窗外的夜色被烟花染成断续的彩绸,几声闷响后是孩子们遥远的欢呼。屋里却是另一种热闹——电视里的晚会成了背景音,暖黄的灯光泡软了空气,茶几上堆着瓜子花生、橘子糖块,还有那壶一直咕嘟着的热茶。一年里,好像只有这个晚上,时间被允许走得这么慢,慢到足够把一整年的奔波都摊开来,在灯下烘得蓬松柔软。
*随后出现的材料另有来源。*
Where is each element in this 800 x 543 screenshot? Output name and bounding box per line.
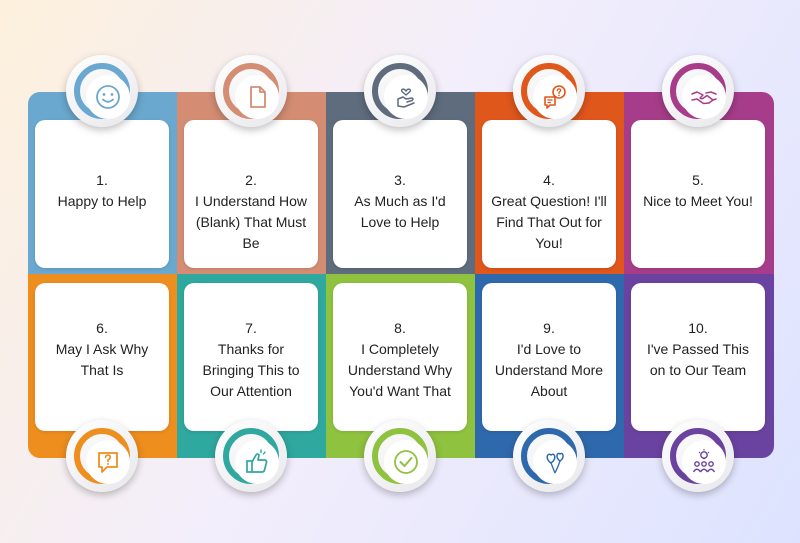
heart-hand-icon (397, 88, 415, 108)
badge-7 (215, 420, 287, 492)
card-9: 9. I'd Love to Understand More About (482, 283, 616, 431)
badge-8 (364, 420, 436, 492)
smiley-icon (96, 85, 120, 109)
card-5: 5. Nice to Meet You! (631, 120, 765, 268)
badge-5 (662, 55, 734, 127)
card-8: 8. I Completely Understand Why You'd Wan… (333, 283, 467, 431)
card-text: Happy to Help (57, 193, 147, 209)
check-circle-icon (394, 450, 418, 474)
handshake-icon (691, 91, 717, 105)
card-number: 3. (394, 172, 406, 188)
card-text: I'd Love to Understand More About (494, 341, 604, 399)
question-chat-icon (544, 85, 566, 109)
card-text: I've Passed This on to Our Team (646, 341, 750, 378)
card-number: 6. (96, 320, 108, 336)
card-text: May I Ask Why That Is (55, 341, 149, 378)
balloons-icon (546, 452, 564, 474)
card-1: 1. Happy to Help (35, 120, 169, 268)
team-idea-icon (692, 449, 716, 473)
card-text: Thanks for Bringing This to Our Attentio… (202, 341, 300, 399)
card-number: 2. (245, 172, 257, 188)
card-10: 10. I've Passed This on to Our Team (631, 283, 765, 431)
card-number: 8. (394, 320, 406, 336)
thumbs-up-icon (246, 449, 268, 473)
card-number: 10. (688, 320, 708, 336)
card-4: 4. Great Question! I'll Find That Out fo… (482, 120, 616, 268)
card-number: 4. (543, 172, 555, 188)
card-number: 5. (692, 172, 704, 188)
card-text: I Understand How (Blank) That Must Be (194, 193, 308, 251)
badge-4 (513, 55, 585, 127)
card-7: 7. Thanks for Bringing This to Our Atten… (184, 283, 318, 431)
card-text: As Much as I'd Love to Help (354, 193, 446, 230)
card-number: 9. (543, 320, 555, 336)
badge-6 (66, 420, 138, 492)
badge-10 (662, 420, 734, 492)
card-3: 3. As Much as I'd Love to Help (333, 120, 467, 268)
card-text: I Completely Understand Why You'd Want T… (347, 341, 453, 399)
document-icon (250, 86, 266, 108)
question-bubble-icon (98, 452, 118, 473)
card-2: 2. I Understand How (Blank) That Must Be (184, 120, 318, 268)
card-text: Great Question! I'll Find That Out for Y… (491, 193, 607, 251)
badge-1 (66, 55, 138, 127)
badge-2 (215, 55, 287, 127)
badge-3 (364, 55, 436, 127)
card-number: 7. (245, 320, 257, 336)
card-number: 1. (96, 172, 108, 188)
card-text: Nice to Meet You! (643, 193, 753, 209)
badge-9 (513, 420, 585, 492)
card-6: 6. May I Ask Why That Is (35, 283, 169, 431)
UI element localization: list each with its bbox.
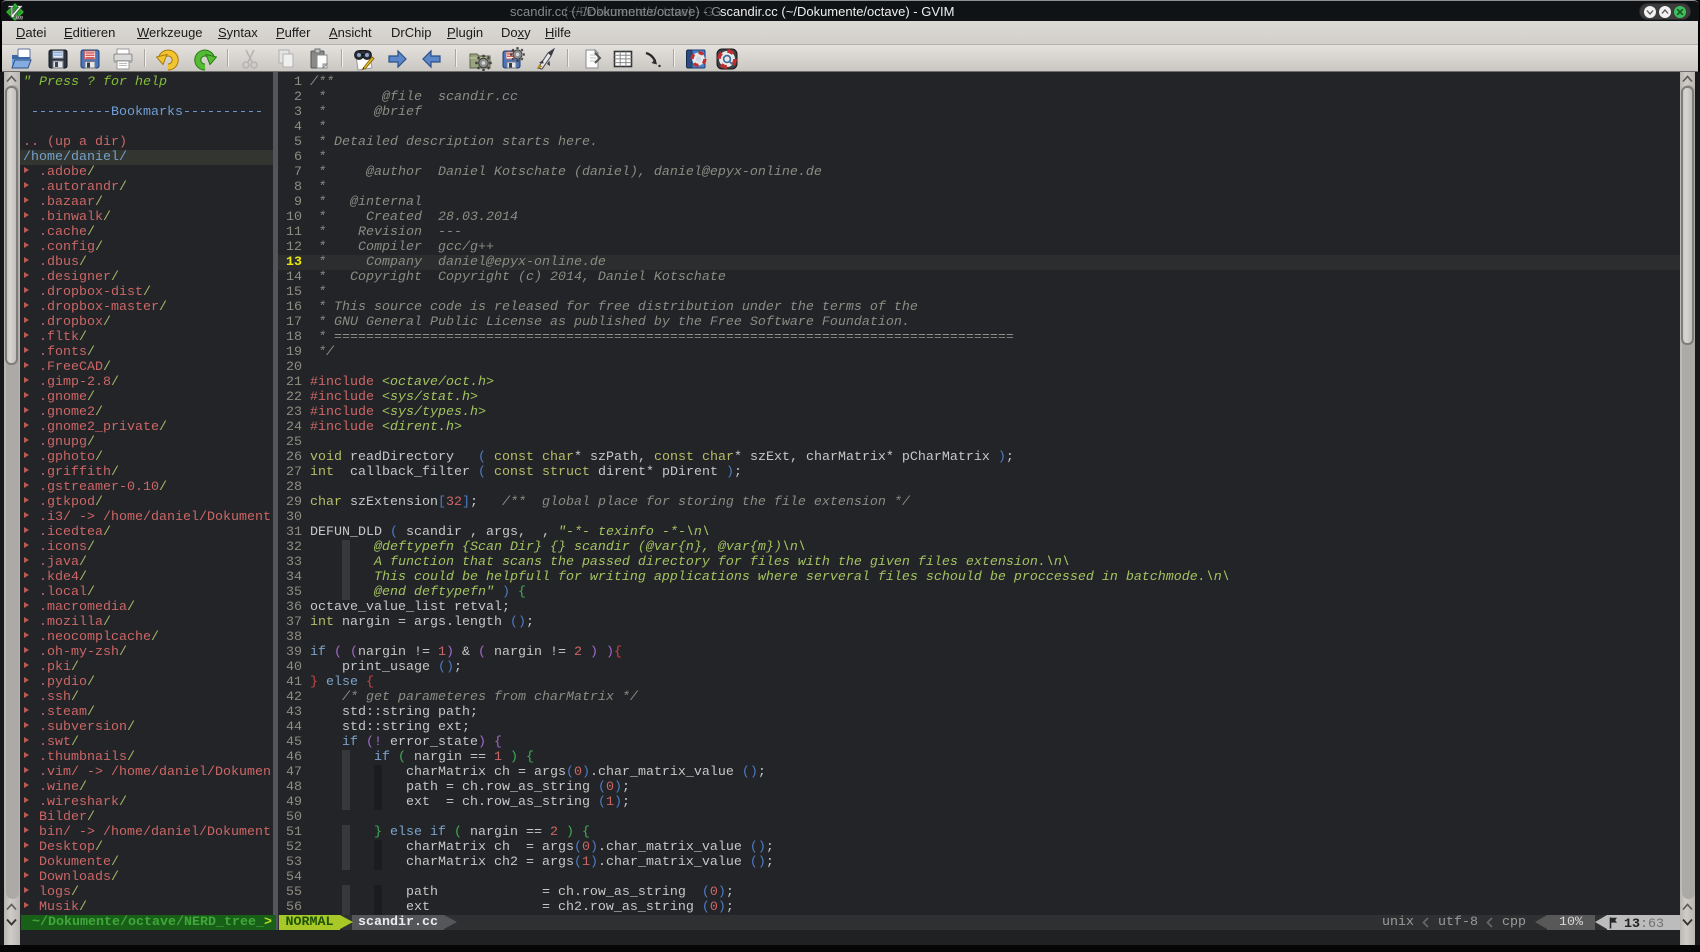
svg-text:im: im [15,13,23,21]
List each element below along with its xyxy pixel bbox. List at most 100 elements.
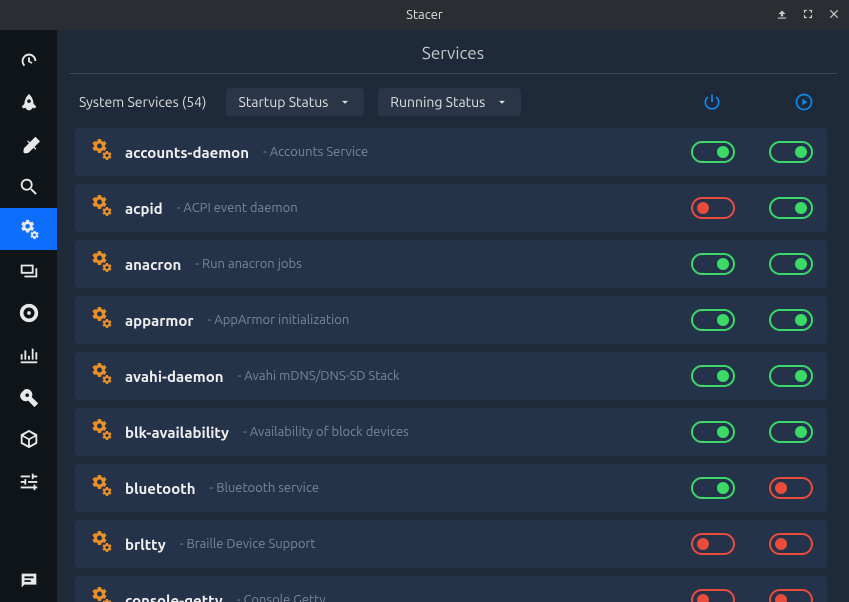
service-gear-icon [89,586,113,602]
service-row: accounts-daemon - Accounts Service [75,128,827,176]
chevron-down-icon [495,95,509,109]
service-row: avahi-daemon - Avahi mDNS/DNS-SD Stack [75,352,827,400]
sidebar-item-packages[interactable] [0,418,57,460]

母亲在厨房和客厅间转着最后一个圈,端上那盘年年有的炸年货,念叨着“吃点热的,守岁长精神”。父亲靠在沙发里,眼镜滑到鼻梁下,手里那份其实早已看过的新报纸,不过是件应景的摆设。他忽然说起老房子贴春联的糗事,有一年浆糊没熬好,半夜里对联自己滑下来,像给门拜了个早年。我们便都笑了,笑声混着电视里的歌声,分不清哪个更真切些。这些讲过许多遍的旧事,每到大年三十晚上,就像被特殊的仪式重新擦拭一遍,泛起温润的光。它们不再是单纯的故事,而成了家的密码,一说出来,就知道都是自己人。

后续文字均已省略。